Minister De Clerck also confessed that the Belgian Gendarmerie “has not had much experience with psychics” but that a number of well-known foreign police forces, like the FBI, Scotland Yard, and the Dutch criminal police, have used the services of psychics. The Gendarmerie even stated that Scotland Yard has psychics as official experts. Asked for a reaction, the British skeptic Mike Hutchinson said that “Scotland Yard doesn't have official [psychic] experts” and that “it is most unlikely that any police force has official psychics, although psychics do claim that this is the case.” The reference to the Dutch police seems to be to an article about missing persons and psychics published in a Dutch scientific police review. While this critical paper states explicitly that “the practical informative value of paranormal statements made by psychics can be neglected,” it recommends verification of tips coming from a psychic if the family of a missing person requests it.
It seems indeed that the judicial authorities were embarrassed by the fact that the parents of the missing children were visited by numerous psychics. Since the authorities were (rightly) criticized for not following all the possible leads to the children, they did not want to neglect the psychic tips completely. But each time a child was found, it was obvious that the information coming from psychics was completely worthless. The mother of Julie Lejeune confessed she consulted psychics, fortunetellers, and dowsers by her own initiative. Not one of them came close to identifying the place where Julie was incarcerated for months and where she was buried after she died of starvation. The father of An Marchal, another girl who was kidnapped and assassinated together with friend Eefje, said he was visited by at least eighty psychics. “They saw An and Eefje everywhere in the world, but never in the place where they were finally found.”

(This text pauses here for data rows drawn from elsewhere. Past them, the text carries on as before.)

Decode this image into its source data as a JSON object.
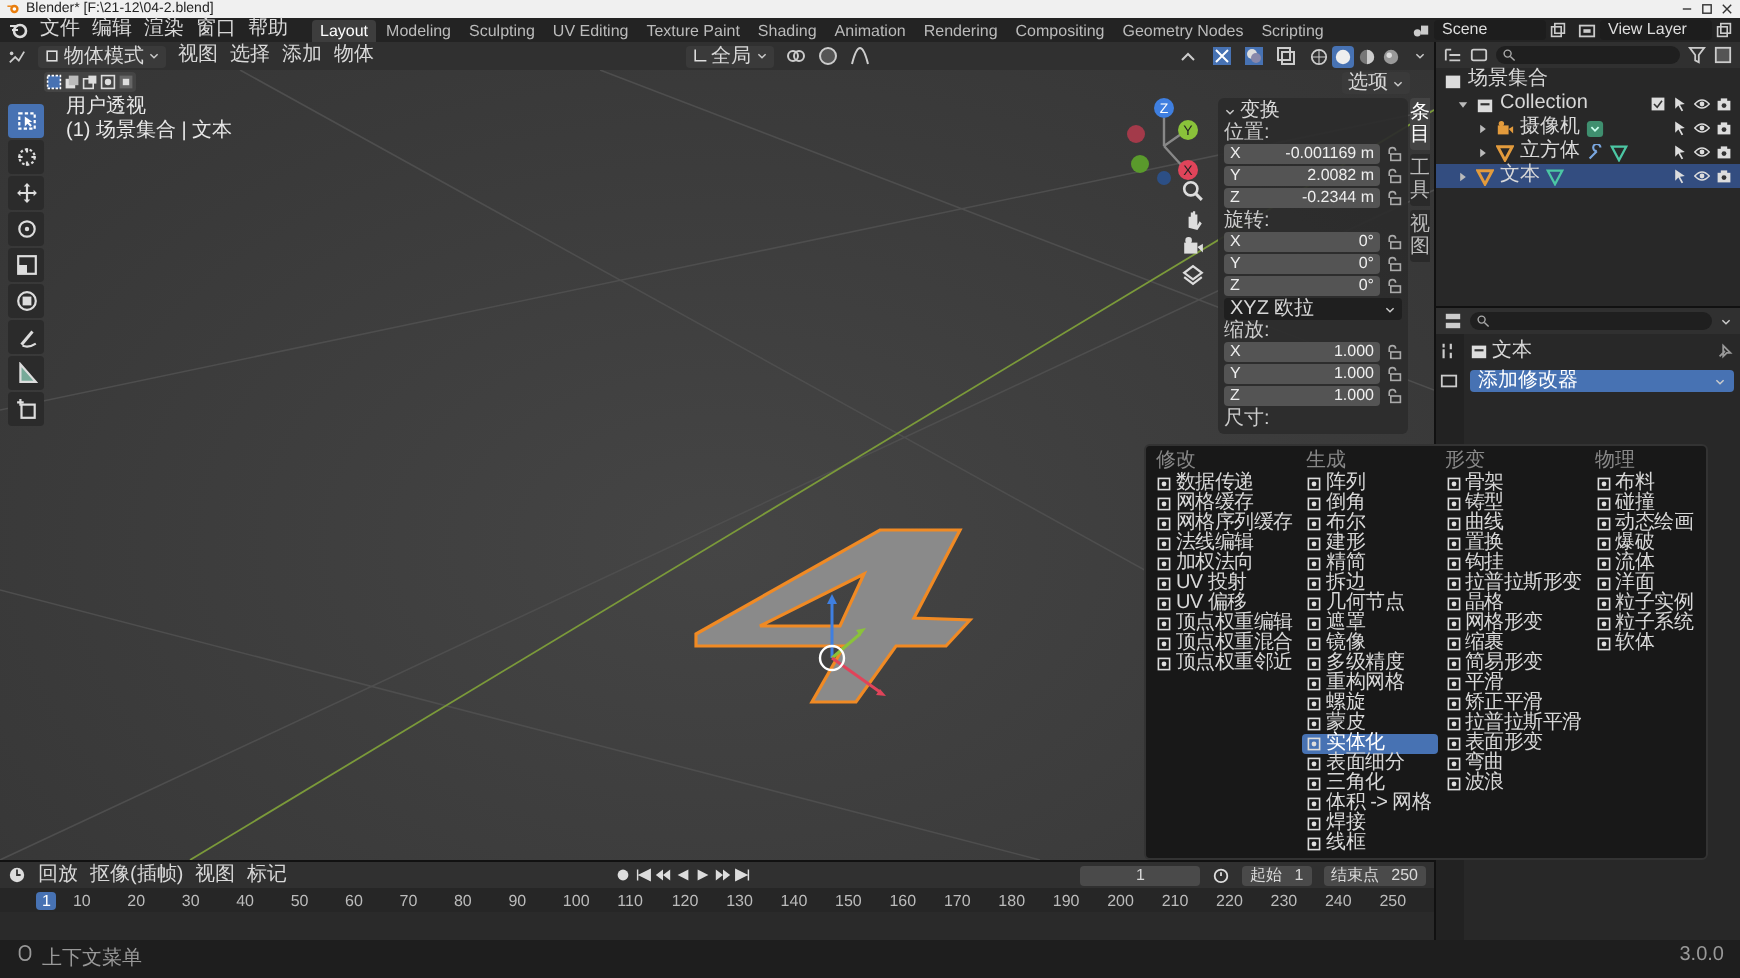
{
  "window": {
    "title": "Blender* [F:\\21-12\\04-2.blend]"
  },
  "menu": [
    "文件",
    "编辑",
    "渲染",
    "窗口",
    "帮助"
  ],
  "workspaces": [
    {
      "label": "Layout",
      "selected": true
    },
    {
      "label": "Modeling",
      "selected": false
    },
    {
      "label": "Sculpting",
      "selected": false
    },
    {
      "label": "UV Editing",
      "selected": false
    },
    {
      "label": "Texture Paint",
      "selected": false
    },
    {
      "label": "Shading",
      "selected": false
    },
    {
      "label": "Animation",
      "selected": false
    },
    {
      "label": "Rendering",
      "selected": false
    },
    {
      "label": "Compositing",
      "selected": false
    },
    {
      "label": "Geometry Nodes",
      "selected": false
    },
    {
      "label": "Scripting",
      "selected": false
    }
  ],
  "scene": "Scene",
  "view_layer": "View Layer",
  "viewport_header": {
    "mode": "物体模式",
    "menus": [
      "视图",
      "选择",
      "添加",
      "物体"
    ],
    "orientation": "全局",
    "options": "选项",
    "shading": [
      {
        "kind": "wireframe",
        "selected": false
      },
      {
        "kind": "solid",
        "selected": true
      },
      {
        "kind": "material",
        "selected": false
      },
      {
        "kind": "rendered",
        "selected": false
      }
    ]
  },
  "viewport": {
    "view_name": "用户透视",
    "context": "(1) 场景集合 | 文本",
    "gizmo_axes": [
      "X",
      "Y",
      "Z"
    ]
  },
  "tools": [
    {
      "kind": "select",
      "selected": true
    },
    {
      "kind": "cursor",
      "selected": false
    },
    {
      "kind": "move",
      "selected": false
    },
    {
      "kind": "rotate",
      "selected": false
    },
    {
      "kind": "scale",
      "selected": false
    },
    {
      "kind": "transform",
      "selected": false
    },
    {
      "kind": "annotate",
      "selected": false
    },
    {
      "kind": "measure",
      "selected": false
    },
    {
      "kind": "add-cube",
      "selected": false
    }
  ],
  "sidebar": {
    "tabs": [
      {
        "label": "条目",
        "selected": true
      },
      {
        "label": "工具",
        "selected": false
      },
      {
        "label": "视图",
        "selected": false
      }
    ],
    "panel_title": "变换",
    "location_label": "位置:",
    "location": [
      {
        "axis": "X",
        "value": "-0.001169 m"
      },
      {
        "axis": "Y",
        "value": "2.0082 m"
      },
      {
        "axis": "Z",
        "value": "-0.2344 m"
      }
    ],
    "rotation_label": "旋转:",
    "rotation": [
      {
        "axis": "X",
        "value": "0°"
      },
      {
        "axis": "Y",
        "value": "0°"
      },
      {
        "axis": "Z",
        "value": "0°"
      }
    ],
    "rotation_mode": "XYZ 欧拉",
    "scale_label": "缩放:",
    "scale": [
      {
        "axis": "X",
        "value": "1.000"
      },
      {
        "axis": "Y",
        "value": "1.000"
      },
      {
        "axis": "Z",
        "value": "1.000"
      }
    ],
    "dimensions_label": "尺寸:"
  },
  "outliner": {
    "root": "场景集合",
    "items": [
      {
        "name": "Collection",
        "kind": "collection",
        "expanded": true,
        "selected": false,
        "has_modifiers": false,
        "children": [
          {
            "name": "摄像机",
            "kind": "camera",
            "expanded": false,
            "selected": false,
            "has_modifiers": false
          },
          {
            "name": "立方体",
            "kind": "mesh",
            "expanded": false,
            "selected": false,
            "has_modifiers": true
          }
        ]
      },
      {
        "name": "文本",
        "kind": "mesh",
        "expanded": false,
        "selected": true,
        "has_modifiers": false
      }
    ]
  },
  "properties": {
    "object_name": "文本",
    "add_modifier": "添加修改器"
  },
  "modifier_menu": {
    "columns": [
      {
        "title": "修改",
        "items": [
          {
            "label": "数据传递",
            "selected": false
          },
          {
            "label": "网格缓存",
            "selected": false
          },
          {
            "label": "网格序列缓存",
            "selected": false
          },
          {
            "label": "法线编辑",
            "selected": false
          },
          {
            "label": "加权法向",
            "selected": false
          },
          {
            "label": "UV 投射",
            "selected": false
          },
          {
            "label": "UV 偏移",
            "selected": false
          },
          {
            "label": "顶点权重编辑",
            "selected": false
          },
          {
            "label": "顶点权重混合",
            "selected": false
          },
          {
            "label": "顶点权重邻近",
            "selected": false
          }
        ]
      },
      {
        "title": "生成",
        "items": [
          {
            "label": "阵列",
            "selected": false
          },
          {
            "label": "倒角",
            "selected": false
          },
          {
            "label": "布尔",
            "selected": false
          },
          {
            "label": "建形",
            "selected": false
          },
          {
            "label": "精简",
            "selected": false
          },
          {
            "label": "拆边",
            "selected": false
          },
          {
            "label": "几何节点",
            "selected": false
          },
          {
            "label": "遮罩",
            "selected": false
          },
          {
            "label": "镜像",
            "selected": false
          },
          {
            "label": "多级精度",
            "selected": false
          },
          {
            "label": "重构网格",
            "selected": false
          },
          {
            "label": "螺旋",
            "selected": false
          },
          {
            "label": "蒙皮",
            "selected": false
          },
          {
            "label": "实体化",
            "selected": true
          },
          {
            "label": "表面细分",
            "selected": false
          },
          {
            "label": "三角化",
            "selected": false
          },
          {
            "label": "体积 -> 网格",
            "selected": false
          },
          {
            "label": "焊接",
            "selected": false
          },
          {
            "label": "线框",
            "selected": false
          }
        ]
      },
      {
        "title": "形变",
        "items": [
          {
            "label": "骨架",
            "selected": false
          },
          {
            "label": "铸型",
            "selected": false
          },
          {
            "label": "曲线",
            "selected": false
          },
          {
            "label": "置换",
            "selected": false
          },
          {
            "label": "钩挂",
            "selected": false
          },
          {
            "label": "拉普拉斯形变",
            "selected": false
          },
          {
            "label": "晶格",
            "selected": false
          },
          {
            "label": "网格形变",
            "selected": false
          },
          {
            "label": "缩裹",
            "selected": false
          },
          {
            "label": "简易形变",
            "selected": false
          },
          {
            "label": "平滑",
            "selected": false
          },
          {
            "label": "矫正平滑",
            "selected": false
          },
          {
            "label": "拉普拉斯平滑",
            "selected": false
          },
          {
            "label": "表面形变",
            "selected": false
          },
          {
            "label": "弯曲",
            "selected": false
          },
          {
            "label": "波浪",
            "selected": false
          }
        ]
      },
      {
        "title": "物理",
        "items": [
          {
            "label": "布料",
            "selected": false
          },
          {
            "label": "碰撞",
            "selected": false
          },
          {
            "label": "动态绘画",
            "selected": false
          },
          {
            "label": "爆破",
            "selected": false
          },
          {
            "label": "流体",
            "selected": false
          },
          {
            "label": "洋面",
            "selected": false
          },
          {
            "label": "粒子实例",
            "selected": false
          },
          {
            "label": "粒子系统",
            "selected": false
          },
          {
            "label": "软体",
            "selected": false
          }
        ]
      }
    ]
  },
  "timeline": {
    "menus": [
      "回放",
      "抠像(插帧)",
      "视图",
      "标记"
    ],
    "current_frame": "1",
    "frame_field": "1",
    "start_label": "起始",
    "start": "1",
    "end_label": "结束点",
    "end": "250",
    "ticks": [
      "10",
      "20",
      "30",
      "40",
      "50",
      "60",
      "70",
      "80",
      "90",
      "100",
      "110",
      "120",
      "130",
      "140",
      "150",
      "160",
      "170",
      "180",
      "190",
      "200",
      "210",
      "220",
      "230",
      "240",
      "250"
    ]
  },
  "status_bar": {
    "hint": "上下文菜单",
    "version": "3.0.0"
  }
}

Belgian skeptics were never consulted about the “filtering” of paranormal tips — neither about the criteria used in this filtering nor the “authorities” doing the filtering. And it is not just the government that seems to be uncritical in this case. Marc et Corine, a well-known private organization for tracing missing children that has done very good work, warned in its magazine against tips from psychics but published at the same time a very positive article about dowsing.